ABSTRACT

Our focus in this chapter was on models designed for use situations in which individuals are nested together within clusters (e.g., students within schools). Standard statistical models are not appropriate in such cases because they don't take account of the correlations among members of the sample who are grouped within the same cluster. Ignoring this nesting can lead to biased parameter and standard error estimates. However, multilevel models, which take account of this structure, can be used to unbiased parameter estimates for a wide variety of dependent variable types. As we saw, common models such as regression, logistic regression, and Poisson regression, can all be extended for use in the multilevel context. Furthermore, we saw that regularized estimators can also be easily applied to multilevel models such as these, using functions in the R software package. To aid with inference, we have written a bootstrap sampling script that is available on the website for this book, www.routledge.com/9780367408787.

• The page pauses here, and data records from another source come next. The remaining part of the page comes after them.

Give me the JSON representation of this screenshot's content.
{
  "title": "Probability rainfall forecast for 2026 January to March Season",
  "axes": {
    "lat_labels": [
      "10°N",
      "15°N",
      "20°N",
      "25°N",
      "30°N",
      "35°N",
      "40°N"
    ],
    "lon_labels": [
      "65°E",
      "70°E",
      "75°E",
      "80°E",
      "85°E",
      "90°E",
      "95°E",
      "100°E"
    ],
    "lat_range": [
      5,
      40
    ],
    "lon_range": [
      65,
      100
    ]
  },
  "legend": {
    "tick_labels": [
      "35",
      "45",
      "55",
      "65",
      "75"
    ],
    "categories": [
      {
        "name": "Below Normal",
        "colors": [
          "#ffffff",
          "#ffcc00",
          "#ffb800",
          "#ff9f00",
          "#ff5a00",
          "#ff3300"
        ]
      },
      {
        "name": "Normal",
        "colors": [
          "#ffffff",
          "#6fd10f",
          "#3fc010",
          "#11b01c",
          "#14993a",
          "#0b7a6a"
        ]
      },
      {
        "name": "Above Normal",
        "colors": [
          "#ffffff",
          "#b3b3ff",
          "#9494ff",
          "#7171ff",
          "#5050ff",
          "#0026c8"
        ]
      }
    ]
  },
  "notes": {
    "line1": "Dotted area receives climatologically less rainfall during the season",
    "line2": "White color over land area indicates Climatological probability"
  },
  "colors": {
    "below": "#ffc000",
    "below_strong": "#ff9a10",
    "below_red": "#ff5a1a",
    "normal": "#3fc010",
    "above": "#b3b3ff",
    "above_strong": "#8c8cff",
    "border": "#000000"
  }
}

The general principles are applicable in the context of multilevel modeling, just as they were for the other model types described in this chapter. We will need to identify the optimal value of the regularization tuning parameter for a given model, typically using information indices such as AIC and BIC. In the multilevel context, there is also the added complexity associated with decisions around whether to include a random intercept only term or also a random coefficient. This is not a concern when using single-level models, and thus adds an additional layer of decision-making to go along with determining the optimal tuning parameter value. However, as we saw in this chapter such decisions can be made using information indices.